Long-term 3DV R&D (10+ years, 2016–2020+)

  • realistic/ultrarealistic displays;
  • “natural” interaction with 3D displays;
  • holographic 3D displays, including “integral imaging” variants;
  • natural immersive environments;
  • total decoupling of “capture” and “display”;
  • novel capture, representation, and display techniques.

One of the goals of the current standardization effort is to decouple the capture function from the display function. This is a very typical requirement for service providers, going back to voice and Internet services: there will be a large pool of end users each opting to choose a distinct Customer Premises Equipment (CPE) device (e.g., phone, PC, fax machine, cell phone, router, 3DTV display); therefore, the service provider needs to utilize an network-intrinsic protocol (encoding, framing, addressing, etc.) that can then be utilized by the end device to create its own internal representation, as needed. The same applies to 3DTV.

As noted in Chapter 1, there is a lot of interest shown in this topic by the industry and standards body. The MPEG of ISO/IEC is working on a coding format for 3DV. Standards are the key to cost-effective deployment of a technology. Examples of video-related standards include the Beta-VHS (Video Home System) and the HD DVD–Blu-ray controversies.  SMPTE is working on some of the key standards needed to deliver 3D to the home. As far back as 2003, a 3D Consortium with 70 partner organizations had been founded in Japan and, more recently, four new activities have been started: the [email protected] Consortium, the SMPTE 3D Home Entertainment Task Force, the Rapporteur Group on 3DTV of ITU-R Study Group 6, and the TM-3D-SM group of DVB. It will probably be somewhere around 2012 by the time there
will be an interoperable standard available in consumer systems to handle all the delivery mechanisms for 3DTV.

At a broad level and in the context of 3DTV, the following major initiatives had been undertaken at press time:

  • MPEG: standardizing multi-view and 3DV coding;
  • DVB: standardizing of digital video transmission to TVs and mobile devices;
  • SMPTE: standardizing 3D delivery to the home;
  • ITU-T: standardizing user experience of multimedia content;
  • VQEG (Video Quality Experts Group): standardizing of objective video quality assessment.

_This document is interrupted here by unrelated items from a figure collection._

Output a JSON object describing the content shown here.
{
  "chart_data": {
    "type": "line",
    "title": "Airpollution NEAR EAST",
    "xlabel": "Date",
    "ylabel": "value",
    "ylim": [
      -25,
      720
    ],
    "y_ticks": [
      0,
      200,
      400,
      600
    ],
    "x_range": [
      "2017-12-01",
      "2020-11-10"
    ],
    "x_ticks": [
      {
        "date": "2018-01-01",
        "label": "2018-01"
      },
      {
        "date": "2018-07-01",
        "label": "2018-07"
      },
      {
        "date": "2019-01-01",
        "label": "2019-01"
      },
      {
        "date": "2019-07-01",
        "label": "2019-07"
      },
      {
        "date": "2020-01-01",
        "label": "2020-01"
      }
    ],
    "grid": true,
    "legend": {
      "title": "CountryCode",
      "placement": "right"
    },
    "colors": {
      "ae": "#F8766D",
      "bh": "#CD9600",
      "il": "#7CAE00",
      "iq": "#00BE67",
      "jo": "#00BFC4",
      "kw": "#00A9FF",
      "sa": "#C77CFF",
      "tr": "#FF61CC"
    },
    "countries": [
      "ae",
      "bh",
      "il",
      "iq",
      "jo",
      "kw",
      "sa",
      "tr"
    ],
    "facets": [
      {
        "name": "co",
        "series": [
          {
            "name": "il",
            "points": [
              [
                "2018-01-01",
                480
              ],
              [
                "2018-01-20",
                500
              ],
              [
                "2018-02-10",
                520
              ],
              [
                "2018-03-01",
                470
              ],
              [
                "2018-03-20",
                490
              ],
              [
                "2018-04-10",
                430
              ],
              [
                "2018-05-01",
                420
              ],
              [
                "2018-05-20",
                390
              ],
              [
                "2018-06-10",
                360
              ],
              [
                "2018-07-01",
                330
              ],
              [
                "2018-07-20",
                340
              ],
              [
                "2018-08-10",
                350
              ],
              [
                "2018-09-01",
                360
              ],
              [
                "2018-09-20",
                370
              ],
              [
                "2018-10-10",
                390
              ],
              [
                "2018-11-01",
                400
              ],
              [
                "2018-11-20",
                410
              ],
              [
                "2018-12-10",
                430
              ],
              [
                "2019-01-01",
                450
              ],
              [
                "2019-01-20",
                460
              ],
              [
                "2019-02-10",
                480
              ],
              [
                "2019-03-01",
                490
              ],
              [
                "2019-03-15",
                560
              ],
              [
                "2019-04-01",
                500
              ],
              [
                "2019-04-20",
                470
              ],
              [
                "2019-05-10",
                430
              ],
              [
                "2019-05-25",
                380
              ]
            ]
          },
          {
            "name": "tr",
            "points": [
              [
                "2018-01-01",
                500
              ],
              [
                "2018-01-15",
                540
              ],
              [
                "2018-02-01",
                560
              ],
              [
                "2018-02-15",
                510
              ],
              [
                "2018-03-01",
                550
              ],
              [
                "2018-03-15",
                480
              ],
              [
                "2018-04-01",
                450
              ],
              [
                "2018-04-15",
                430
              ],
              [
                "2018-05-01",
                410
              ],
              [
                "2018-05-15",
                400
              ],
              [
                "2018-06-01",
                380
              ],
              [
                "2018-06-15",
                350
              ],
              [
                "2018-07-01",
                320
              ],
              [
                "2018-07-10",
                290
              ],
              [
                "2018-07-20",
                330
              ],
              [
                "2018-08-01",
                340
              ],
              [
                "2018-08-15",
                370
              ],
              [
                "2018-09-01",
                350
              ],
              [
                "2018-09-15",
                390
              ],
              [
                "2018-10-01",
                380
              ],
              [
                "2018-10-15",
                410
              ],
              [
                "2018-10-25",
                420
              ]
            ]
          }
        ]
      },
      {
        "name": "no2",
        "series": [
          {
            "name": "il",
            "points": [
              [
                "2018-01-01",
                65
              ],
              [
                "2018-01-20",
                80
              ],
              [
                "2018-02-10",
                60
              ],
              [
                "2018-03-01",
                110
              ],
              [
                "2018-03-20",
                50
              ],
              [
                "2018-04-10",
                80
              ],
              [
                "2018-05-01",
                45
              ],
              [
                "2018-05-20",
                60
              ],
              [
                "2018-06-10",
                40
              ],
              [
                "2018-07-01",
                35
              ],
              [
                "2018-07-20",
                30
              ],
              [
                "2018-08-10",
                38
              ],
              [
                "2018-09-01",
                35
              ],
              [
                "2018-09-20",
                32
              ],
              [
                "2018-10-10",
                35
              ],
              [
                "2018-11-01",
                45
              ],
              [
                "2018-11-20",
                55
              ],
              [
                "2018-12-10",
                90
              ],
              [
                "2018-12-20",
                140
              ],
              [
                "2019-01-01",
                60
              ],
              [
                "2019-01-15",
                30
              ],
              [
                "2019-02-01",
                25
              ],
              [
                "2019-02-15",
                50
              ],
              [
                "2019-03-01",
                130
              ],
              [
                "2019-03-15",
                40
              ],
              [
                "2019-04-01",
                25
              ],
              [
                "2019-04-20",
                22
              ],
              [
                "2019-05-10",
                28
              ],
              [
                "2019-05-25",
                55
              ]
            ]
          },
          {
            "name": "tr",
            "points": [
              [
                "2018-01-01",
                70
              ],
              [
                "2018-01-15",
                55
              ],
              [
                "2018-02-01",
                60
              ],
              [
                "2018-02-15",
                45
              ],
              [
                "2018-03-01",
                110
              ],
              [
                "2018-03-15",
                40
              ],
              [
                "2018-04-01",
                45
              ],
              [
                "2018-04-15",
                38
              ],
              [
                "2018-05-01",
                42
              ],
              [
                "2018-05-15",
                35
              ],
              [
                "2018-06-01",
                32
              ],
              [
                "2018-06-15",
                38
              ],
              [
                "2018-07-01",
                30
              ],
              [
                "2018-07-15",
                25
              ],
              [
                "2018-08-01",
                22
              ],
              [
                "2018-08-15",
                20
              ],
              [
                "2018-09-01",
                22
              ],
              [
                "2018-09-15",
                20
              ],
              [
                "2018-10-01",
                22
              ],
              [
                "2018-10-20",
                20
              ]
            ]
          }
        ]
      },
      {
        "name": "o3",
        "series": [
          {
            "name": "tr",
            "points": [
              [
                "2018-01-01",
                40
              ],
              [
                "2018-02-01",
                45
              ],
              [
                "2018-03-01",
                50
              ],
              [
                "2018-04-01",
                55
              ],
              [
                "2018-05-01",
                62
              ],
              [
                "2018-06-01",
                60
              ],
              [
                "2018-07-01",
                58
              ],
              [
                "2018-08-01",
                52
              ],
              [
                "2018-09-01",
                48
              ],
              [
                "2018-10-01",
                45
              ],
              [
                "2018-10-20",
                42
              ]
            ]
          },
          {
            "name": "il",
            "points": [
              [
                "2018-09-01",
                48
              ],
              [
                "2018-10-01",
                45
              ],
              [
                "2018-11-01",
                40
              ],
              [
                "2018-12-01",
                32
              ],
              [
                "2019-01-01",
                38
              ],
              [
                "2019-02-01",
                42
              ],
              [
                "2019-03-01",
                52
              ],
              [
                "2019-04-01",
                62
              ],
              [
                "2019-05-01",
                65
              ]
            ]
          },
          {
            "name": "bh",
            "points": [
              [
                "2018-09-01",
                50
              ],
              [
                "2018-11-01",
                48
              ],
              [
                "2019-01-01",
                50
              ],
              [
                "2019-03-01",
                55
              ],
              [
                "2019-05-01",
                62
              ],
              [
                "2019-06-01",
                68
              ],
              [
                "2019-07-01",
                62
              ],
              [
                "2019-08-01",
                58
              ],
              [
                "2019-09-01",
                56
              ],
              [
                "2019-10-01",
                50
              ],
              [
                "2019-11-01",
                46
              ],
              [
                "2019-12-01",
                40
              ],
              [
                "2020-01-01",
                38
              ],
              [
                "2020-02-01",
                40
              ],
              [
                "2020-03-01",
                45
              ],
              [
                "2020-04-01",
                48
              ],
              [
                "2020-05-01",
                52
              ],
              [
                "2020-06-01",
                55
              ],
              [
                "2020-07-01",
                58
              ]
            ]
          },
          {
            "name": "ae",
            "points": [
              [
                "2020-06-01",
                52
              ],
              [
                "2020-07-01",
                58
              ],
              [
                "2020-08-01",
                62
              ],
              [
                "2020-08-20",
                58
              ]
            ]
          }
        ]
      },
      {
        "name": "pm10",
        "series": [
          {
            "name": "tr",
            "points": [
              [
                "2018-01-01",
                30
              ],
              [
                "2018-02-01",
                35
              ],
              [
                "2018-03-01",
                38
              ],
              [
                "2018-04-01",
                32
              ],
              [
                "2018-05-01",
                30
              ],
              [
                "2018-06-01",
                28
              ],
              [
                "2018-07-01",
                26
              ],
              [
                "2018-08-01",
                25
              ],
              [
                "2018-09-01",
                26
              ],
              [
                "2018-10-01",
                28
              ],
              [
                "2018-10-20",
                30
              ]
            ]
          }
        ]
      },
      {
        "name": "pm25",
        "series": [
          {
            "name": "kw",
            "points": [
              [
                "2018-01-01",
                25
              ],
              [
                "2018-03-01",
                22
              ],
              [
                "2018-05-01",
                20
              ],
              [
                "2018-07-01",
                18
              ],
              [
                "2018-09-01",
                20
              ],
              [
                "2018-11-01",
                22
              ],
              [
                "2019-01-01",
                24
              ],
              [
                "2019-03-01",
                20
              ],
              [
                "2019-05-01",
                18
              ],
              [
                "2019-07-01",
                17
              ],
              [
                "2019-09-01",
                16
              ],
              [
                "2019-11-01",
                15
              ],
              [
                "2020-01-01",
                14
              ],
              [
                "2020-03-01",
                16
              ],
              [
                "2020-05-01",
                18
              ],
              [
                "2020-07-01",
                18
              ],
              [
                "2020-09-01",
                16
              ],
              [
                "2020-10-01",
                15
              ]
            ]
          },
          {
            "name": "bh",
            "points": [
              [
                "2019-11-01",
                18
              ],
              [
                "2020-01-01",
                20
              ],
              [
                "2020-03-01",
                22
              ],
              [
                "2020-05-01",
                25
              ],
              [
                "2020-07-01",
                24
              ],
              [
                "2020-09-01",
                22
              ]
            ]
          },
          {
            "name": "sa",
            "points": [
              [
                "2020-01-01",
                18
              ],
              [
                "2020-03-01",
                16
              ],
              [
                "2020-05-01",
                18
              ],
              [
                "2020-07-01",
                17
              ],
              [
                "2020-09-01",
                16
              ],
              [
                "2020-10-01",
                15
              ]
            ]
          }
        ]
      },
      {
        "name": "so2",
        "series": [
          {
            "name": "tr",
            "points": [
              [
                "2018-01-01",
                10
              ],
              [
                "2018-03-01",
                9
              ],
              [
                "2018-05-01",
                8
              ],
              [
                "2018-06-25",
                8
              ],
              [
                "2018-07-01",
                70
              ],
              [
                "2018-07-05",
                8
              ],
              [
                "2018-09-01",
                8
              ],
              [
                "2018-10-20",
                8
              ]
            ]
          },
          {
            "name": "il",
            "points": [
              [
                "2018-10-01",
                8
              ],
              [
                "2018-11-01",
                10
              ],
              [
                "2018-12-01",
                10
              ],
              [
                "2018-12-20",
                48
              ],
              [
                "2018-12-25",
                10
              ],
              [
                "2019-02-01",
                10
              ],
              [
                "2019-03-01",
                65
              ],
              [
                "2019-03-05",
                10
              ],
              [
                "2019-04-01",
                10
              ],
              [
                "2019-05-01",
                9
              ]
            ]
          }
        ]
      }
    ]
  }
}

There is a pragmatic possibility that in the short term, equipment providers may have to support a number of formats for stereo 3D content. The ideal approach for stereoscopic 3DTV is to provide sequential left and right frames at twice the chosen viewing rate. However, because broadcasters and some devices may lack transport/interface bandwidth for that approach, a number of alternatives may also be used (at least in the short term). Broadcasters appear to be focusing on top/bottom interleaving; however, trials are still ongoing to examine other approaches that involve some form of compression including checkerboard, sideby-side, or interleaved rows or columns.